2 Probability Spaces and Random Variables
2.1 Probability Spaces
2.1.1 Definition
Let \(\Omega\) be a set and let \(\mathcal{P}(\Omega)\) be its power set, i.e. the family \(\left\{A\colon A\subset \Omega\right\}\).
Definition 2.1 A family of sets \(\mathscr{F}\subset \mathcal{P}\left(\Omega\right)\) is called a \(\sigma\)-algebra if it has the following properties:
\(\Omega\in\mathscr{F}\) and \(\emptyset\in\mathscr{F}\).
If \(A\in\mathscr{F}\) then \(A^c\in\mathscr{F}\).
If \((A_n)_{n\in\mathbb{N}}\subset\mathscr{F}\) is a countable collection of subsets in \(\mathscr{F}\), then \[\bigcup_{n=1}^\infty A_n\in\mathscr{F}.\] I.e. \(\mathscr{F}\) is closed under countable unions.
The pair \((\Omega,\mathscr{F})\) is called a measurable space.
Definition 2.2 Let \((\Omega,\mathscr{F})\) be a measurable space. A function \[\mathbb{P}\colon \mathscr{F}\to \mathbb{R}^+\] is called a probability measure if it satisfies the following properties:
\(\mathbb{P}(\Omega) = 1\) and \(\mathbb{P}(\emptyset)=0\).
\(\mathbb{P}(A)\geq 0\) for all \(A\in\mathscr{F}\).
- If \((A_n)_n\subset \mathscr{F}\) is a countable collection of pairwise disjoint sets, i.e. \[ A_i \bigcap A_j = \emptyset \quad \forall i\neq j, \] then \[ \mathbb{P}\left(\bigcup_n A_n\right) = \sum_n \mathbb{P}(A_n). \] The triplet \((\Omega,\mathscr{F},\mathbb{P})\) is called a probability space.
2.1.2 First Examples
Example 2.1 Set
- \(\Omega=[0,1]\),
- \(\mathscr{F}=\mathscr{B}([0,1])\) (safely ignore), and
- \(\mathbb{P}(A)=length(A)\)
- E.g. If \(A=[a,b]\) then \(\mathbb{P}(A)=b-a\)
Example 2.2 Set
- \(\Omega=[0,1]^n\),
- \(\mathscr{F}=\mathscr{B}([0,1]^n)\) (safely ignore), and
- \(\mathbb{P}(A)=volume(A)\),
- E.g. If \(n=2\) and \(A=[a,b]\times[c,d]\) then \(\mathbb{P}(A)=(b-a)(d-c)\).
- E.g.
In this case \(\mathbb{P}\left(A\right)=\sum_{n=1}^\infty \left(\frac{1}{2^2}\right)^n = 1/3\).
2.1.3 Important Examples
2.1.3.1 Probability Measures with Density on \(\mathbb{R}\) (or \(\mathbb{R}^+\), etc)
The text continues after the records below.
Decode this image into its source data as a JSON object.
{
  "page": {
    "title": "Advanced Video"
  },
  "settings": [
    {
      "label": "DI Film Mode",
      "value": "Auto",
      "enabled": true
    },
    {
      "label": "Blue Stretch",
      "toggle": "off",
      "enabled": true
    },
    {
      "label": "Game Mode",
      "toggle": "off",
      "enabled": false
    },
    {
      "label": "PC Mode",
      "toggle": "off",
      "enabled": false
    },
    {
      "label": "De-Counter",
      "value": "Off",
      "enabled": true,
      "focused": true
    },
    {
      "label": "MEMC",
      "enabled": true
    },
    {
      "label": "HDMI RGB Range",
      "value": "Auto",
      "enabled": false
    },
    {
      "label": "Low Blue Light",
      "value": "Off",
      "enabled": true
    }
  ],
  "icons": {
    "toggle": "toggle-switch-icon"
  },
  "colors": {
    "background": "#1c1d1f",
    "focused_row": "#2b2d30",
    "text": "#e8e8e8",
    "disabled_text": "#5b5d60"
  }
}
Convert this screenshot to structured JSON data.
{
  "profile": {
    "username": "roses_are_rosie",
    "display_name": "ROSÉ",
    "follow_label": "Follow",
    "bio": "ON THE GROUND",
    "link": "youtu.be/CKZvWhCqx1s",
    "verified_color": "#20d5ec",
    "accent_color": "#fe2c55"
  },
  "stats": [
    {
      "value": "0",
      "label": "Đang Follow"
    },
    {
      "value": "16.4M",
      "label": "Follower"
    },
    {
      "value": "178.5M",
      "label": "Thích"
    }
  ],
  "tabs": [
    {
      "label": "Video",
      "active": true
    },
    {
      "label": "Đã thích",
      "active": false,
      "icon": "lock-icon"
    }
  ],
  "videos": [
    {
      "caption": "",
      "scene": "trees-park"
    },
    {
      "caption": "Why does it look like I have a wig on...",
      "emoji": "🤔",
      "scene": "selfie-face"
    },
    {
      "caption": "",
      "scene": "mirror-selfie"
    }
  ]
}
Definition 2.3 (Probability Measure with Density) Let \(f\colon D\subset\mathbb{R}\to \mathbb{R}^+\) be such that \(\int_D f(x)\hspace{3pt}dx = 1\). Such an \(f\) is called a density function on \(D\). Set
- \(\Omega=D\),
- \(\mathscr{F}=\mathscr{B}(D)\) (safely ignore), and
- \(\mathbb{P}(A)=\int_{A\cap D} f(x) \hspace{3pt}dx\)1
- E.g. If \(D=\mathbb{R}\) and \(A=[a,b]\) then \(\mathbb{P}(A)=\int_a^b f(x)\hspace{3pt}dx\).
Example 2.3 (Exponential Measure) Let \(D=\mathbb{R}^+\). For any \(\lambda>0\) set \[f(x)= \lambda e^{-\lambda x},\] \(f\) satisfies \[\int_0^\infty f(x) \hspace{3pt}dx=\int_0^\infty \lambda e^{-\lambda x} \hspace{3pt}dx= 1.\]
Thus we may define a continuous probability measure \(\mathbb{P}\) on \(\mathbb{R}^+\) which satisfies, for example \[\mathbb{P}([a,\infty])=\int_a^\infty \lambda e^{-\lambda x}\hspace{3pt}dx=e^{-\lambda a}.\]
In this case \(\mathbb{P}[(2,\infty)]=\int_2^\infty 0.5e^{-0.5x}\hspace{3pt}dx = e^{-1}\).
2.1.3.2 Discrete Probability Measures on \(\mathbb{R}\) (or \(\mathbb{N}\), etc)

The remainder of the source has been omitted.